Trois langues en un déjeuner
Subotica est l’une des rares villes serbes où l’on entend le hongrois aussi souvent que le serbe, avec le dialecte bunjevac mêlé si l’on sait l’écouter. Au marché près de la place centrale, les marchands changent de langue en milieu de phrase. J’ai acheté un sachet de paprika en poudre à une femme qui m’a annoncé le prix en hongrois, l’a noté en serbe, et a accepté des euros sans commentaire. Au déjeuner près de la synagogue, le menu d’une kafana était écrit en trois alphabets. La nourriture était solide — un ragoût de haricots appelé pasulj qui avait le goût de quelque chose qui mijotait depuis l’ère austro-hongroise, ce qui était probablement le cas. Le piquant du paprika était discret et persistant et exactement comme il fallait.
La synagogue et Palić
La synagogue de Subotica est l’une des synagogues Art nouveau les plus saisissantes d’Europe, et elle fait l’objet depuis des années d’une longue et compliquée restauration. Lors de ma visite, les échafaudages étaient tombés et la façade resplendissait : couleurs de paon, lignes courbes, un édifice qui ressemble à ce que Gaudí et Klimt auraient produit si on leur avait demandé de collaborer un vendredi après-midi. L’accès à l’intérieur dépend du moment de votre visite et de l’avancement de la restauration. À tenter malgré tout.

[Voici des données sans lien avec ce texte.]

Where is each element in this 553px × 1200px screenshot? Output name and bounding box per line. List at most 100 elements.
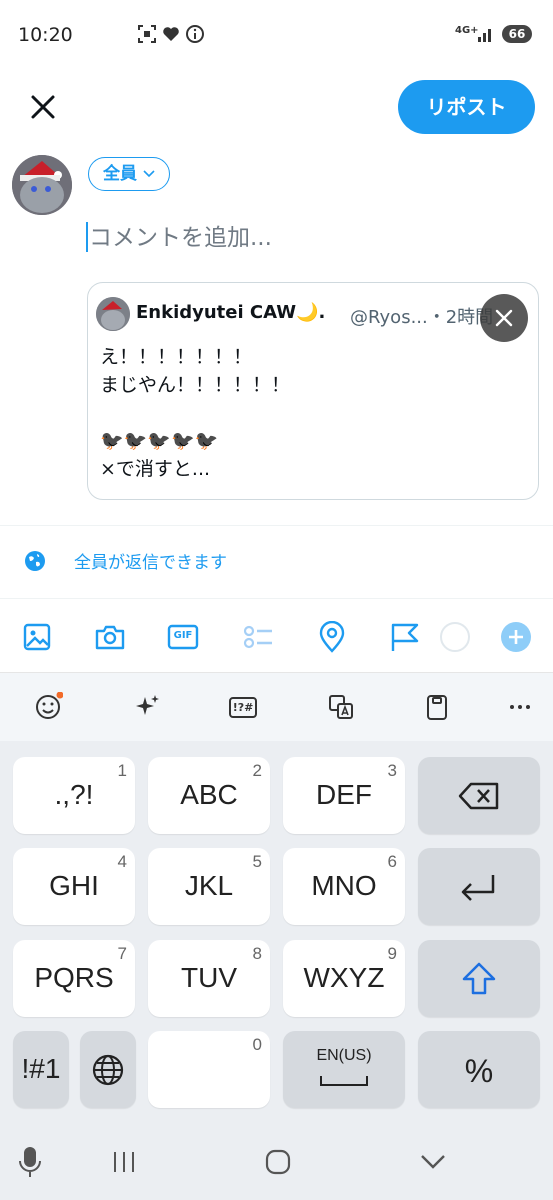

Lia et moi avons loué des vélos et roulé jusqu’au lac Palić, à environ six kilomètres du centre — un lac de villégiature qui était à la mode dans les années 1890 et qui conserve cette énergie fanée de ville d’eaux. La promenade a de bonnes fondations. Nous avons bu des bières dans un café au bord de l’eau en regardant des pélicans dériver, ce qui semblait assez improbable pour valoir le trajet. Le chemin du lac est plat, facile et totalement dépourvu d’urgence.
Manger et flâner
L’ancien quartier juif près de la synagogue compte quelques bonnes bars à vin où les vins serbes du nord reçoivent l’attention qu’ils méritent. Les blancs de Voïvodine et les rouges de Fruška Gora sont meilleurs que ne le laisse croire leur réputation internationale — demandez précisément du Graševina ou les assemblages locaux. Un ragoût de poisson appelé riblja čorba figurait sur presque tous les menus ; la version faite avec la carpe de Palić avait un piquant de paprika qui montait lentement au fil du bol.
Subotica ne récompense pas la précipitation. Le plaisir est dans la texture : une ville qui ne sait pas exactement à quel pays elle appartient et qui a fait une paix durable avec cette ambiguïté. L’architecture est austro-hongroise. La cuisine est serbe. Les conversations sont hongroises et serbes et parfois autre chose encore. Tout cela occupe la même place sans friction apparente, ce qui est plus rare que ça ne le devrait.
Quand y aller : Avril-juin ou septembre-octobre. Les étés deviennent chauds et la station de Palić se remplit de monde. L’hiver est plat et gris, et la terre cuite se lit mal sous une lumière faible. Les matinées de printemps offrent la meilleure chaleur sur la façade de l’hôtel de ville — allez-y avant dix heures.